In many churches we assume that once you accept Jesus as your Savior, you get involved in church and your life gets better. This is the standard story repeated in "testimony time" on Sundays, and the unspoken assumption regarding discipleship.
This "narrative of ascendency" has become the dominant American narrative of the gospel, rooted in American optimism and confidence. It is beautiful, compelling, and powerful. But is it the whole truth?
The church in America has struggled to embrace an equally true "narrative of descendency," the part of the gospel that is grounded in the One who descended into the depths of human darkness, and who calls us to face our particular and ongoing struggle with our own darkness.
We avoid this part of the story. We want a new life without a death. We want to ascend to Heaven before we descend into hell.
But the gospel includes both descendency and ascendency. The very process of recovery is understanding that there is a death, and there is a resurrection. They are inseparable, and it's a process that continues throughout our lives. The story of Mercy Street is a story of a community of faith in Christ that sees the gospel in both of those narratives.
My snowball interviews
Thirteen years ago, I had finished seminary and was trying to figure out what to do with my life. I called Jim Jackson, a friend who was the senior pastor at Chapelwood United Methodist Church in Houston, to ask him to help me think through some of the decisions I had to make. He asked me to work with him for a few years and get some ministry experience under my belt.
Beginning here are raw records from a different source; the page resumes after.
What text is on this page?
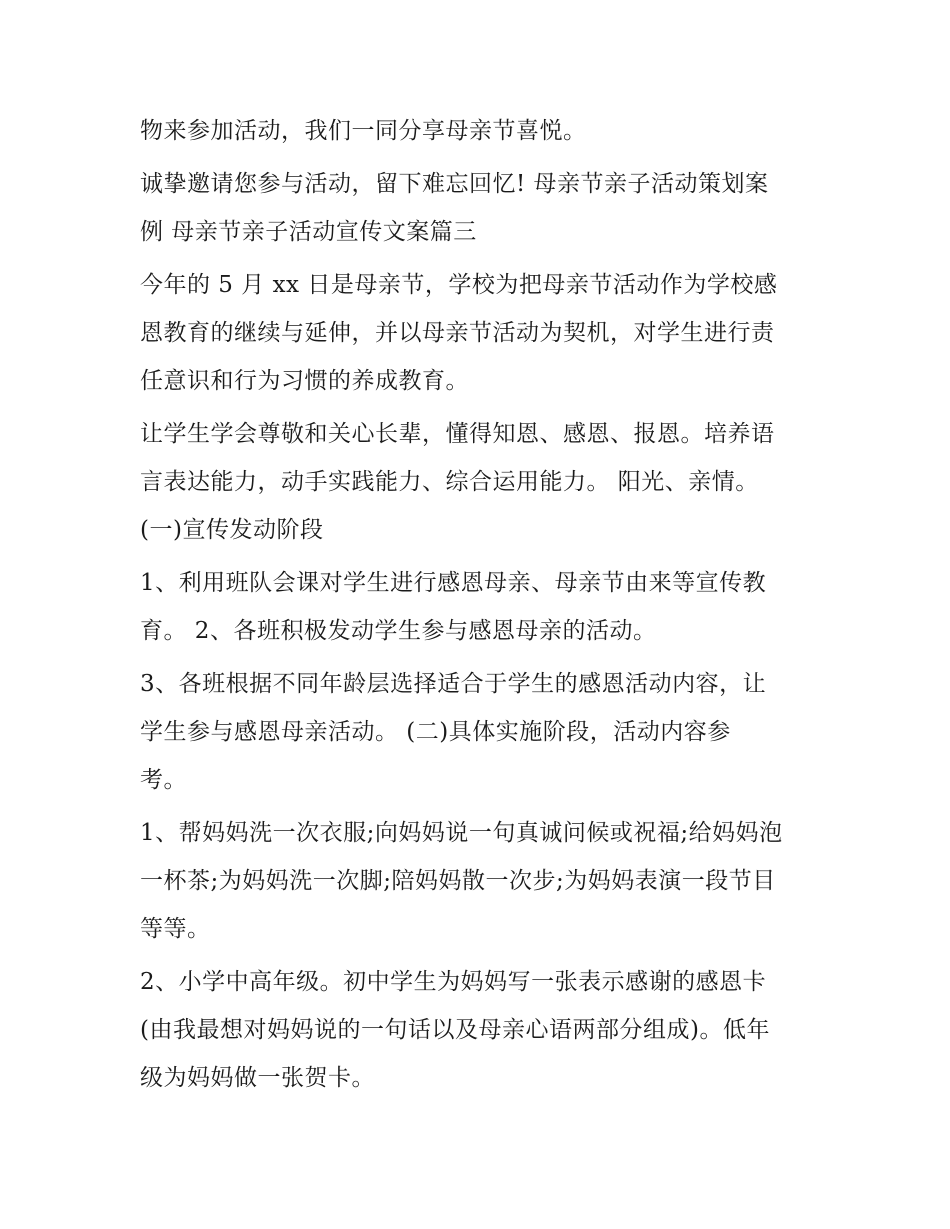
物来参加活动，我们一同分享母亲节喜悦。
诚挚邀请您参与活动，留下难忘回忆! 母亲节亲子活动策划案
例 母亲节亲子活动宣传文案篇三
今年的 5 月 xx 日是母亲节，学校为把母亲节活动作为学校感
恩教育的继续与延伸，并以母亲节活动为契机，对学生进行责
任意识和行为习惯的养成教育。
让学生学会尊敬和关心长辈，懂得知恩、感恩、报恩。培养语
言表达能力，动手实践能力、综合运用能力。 阳光、亲情。
(一)宣传发动阶段
1、利用班队会课对学生进行感恩母亲、母亲节由来等宣传教
育。 2、各班积极发动学生参与感恩母亲的活动。
3、各班根据不同年龄层选择适合于学生的感恩活动内容，让
学生参与感恩母亲活动。 (二)具体实施阶段，活动内容参
考。
1、帮妈妈洗一次衣服;向妈妈说一句真诚问候或祝福;给妈妈泡
一杯茶;为妈妈洗一次脚;陪妈妈散一次步;为妈妈表演一段节目
等等。
2、小学中高年级。初中学生为妈妈写一张表示感谢的感恩卡
(由我最想对妈妈说的一句话以及母亲心语两部分组成)。低年
级为妈妈做一张贺卡。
When I got to Chapelwood, Jim asked me, "What do you want to do?" I told him that I wanted to find a way to connect people who were outside the church, who saw no relevance in the way the church interacts with culture, with the gospel. Jim said, "Go for it. What do you need?"
I said I needed a laptop and a cell phone and told him I wouldn't be at the church a lot.
I asked Jim if he would give me the names of a couple of people who had left the church because they had bad experiences. Then I found a coffee shop in the Montrose area of Houston and cold-called the people on his list.
"My intention is not to invite you back to church," I said. "I want to hear what happened, how you felt, and what you wish was different. Will you just come and tell me your story?"
I didn't realize it at the time, but I ended up doing what is known as "snowball interviewing." After those first few interviews, I asked, "Is there anyone else you know who feels the same way about church? If I made the same promise to them, would you give me their name and number?" And they did. So for nine months, every day, Monday through Friday, I sat at Dietrich's Coffee Shop and interviewed people. I'd ask questions about their perceptions, their experiences, and their thoughts about church. What I heard broke my heart and changed my life.
Through these interviews, I came to see a distinct pattern. Most people left church not because they had a deep theological problem with something like the virgin birth or the resurrection of Christ. They left because people in church have the tendency to be small and mean and couldn't deal honestly with their own sin or the sin of others. As one man put it, "People in the church were more invested in the process of being right than in the process of being honest."